Viele Nutzer von Sony-Smartphones wie dem Xperia Z, ZL und ZR sowie dem Xperia Tablet Z haben seit dem Update auf Android 4.4.2 eine verkürzte Akkulaufzeit feststellen müssen. Die Gründe dafür lagen bisher im Dunkeln, jetzt hat Sony sich im hauseigenen Forum(öffnet im neuen Fenster) allerdings mit einer Problemdiagnose zu Wort gemeldet.
Google-Play-Dienste sind das Problem
Grund für die reduzierte Laufzeit soll ein Problem mit den Google-Play-Diensten(öffnet im neuen Fenster) sein. Diese werden vom Android-System benötigt, um die Google- und Google-Play-Apps automatisch aktualisieren zu können. "Wir haben festgestellt, dass die Ursache für den hohen Akkuverbrauch im letzten Update der Google-Play-Dienste liegt" , erklärt Sony. Das Update trägt die Versionsnummer 4.4.52 und stammt vom 19. Mai 2014.
Bis eine neue Version der Play-Services veröffentlicht wird, kann Sony offenbar nur einen Workaround anbieten: Betroffene Nutzer können das Update wieder deinstallieren, danach sollte sich der Akkuverbrauch wieder normalisieren. Das automatische Update der App muss ebenfalls deaktiviert werden, da sich die aktuelle Version sonst wieder aufspielt. Bei dieser Methode können allerdings Google-Apps wie Youtube beeinträchtigt sein.
Alternativ soll auch folgende Vorgehensweise das Problem beseitigen: In den Einstellungen muss der Nutzer in seinem Google-Konto unter Anzeigen bei der Option "Interessenbezogene Anzeigen deaktivieren" ein Häkchen setzen. Gleichzeitig muss das Daten-Backup unter Einstellungen/Sichern & Zurücksetzen/Meine Daten sichern deaktiviert werden.
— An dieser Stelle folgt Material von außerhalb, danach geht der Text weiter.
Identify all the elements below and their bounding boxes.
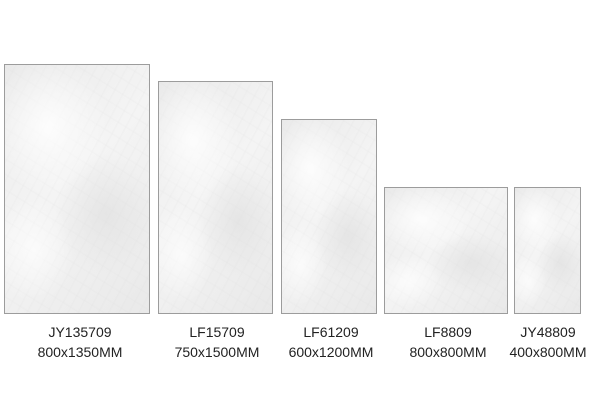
tile-image-jy135709 xyxy=(4,64,150,314)
tile-code: LF61209 xyxy=(303,324,359,340)
tile-caption: JY48809 400x800MM xyxy=(500,322,596,362)
tile-code: JY135709 xyxy=(48,324,112,340)
tile-caption: LF61209 600x1200MM xyxy=(276,322,386,362)
tile-code: LF15709 xyxy=(189,324,245,340)
tile-caption: JY135709 800x1350MM xyxy=(20,322,140,362)
tile-image-jy48809 xyxy=(514,187,581,314)
tile-caption: LF15709 750x1500MM xyxy=(160,322,274,362)
tile-size: 750x1500MM xyxy=(174,344,260,360)
tile-size: 800x800MM xyxy=(409,344,487,360)
tile-size: 600x1200MM xyxy=(288,344,374,360)
tile-caption: LF8809 800x800MM xyxy=(393,322,503,362)
tile-code: LF8809 xyxy=(424,324,472,340)
tile-image-lf8809 xyxy=(384,187,508,314)
tile-size: 400x800MM xyxy=(509,344,587,360)
tile-image-lf15709 xyxy=(158,81,273,314)
tile-size: 800x1350MM xyxy=(37,344,123,360)
tile-code: JY48809 xyxy=(520,324,576,340)
tile-image-lf61209 xyxy=(281,119,377,314)
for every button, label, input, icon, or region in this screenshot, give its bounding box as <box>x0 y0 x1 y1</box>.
Workaround scheint zu funktionieren
Im Forum von Android-Hilfe.de(öffnet im neuen Fenster) berichten einige Nutzer des Xperia Z, dass nach dem Setzen der Häkchen der Akkuverbrauch durch die Google-Play-Dienste von über 90 auf knapp über 60 Prozent zurückgegangen ist. Ob Sony auch noch eine permanente Lösung in Form eines Updates anbieten wird, ist unklar.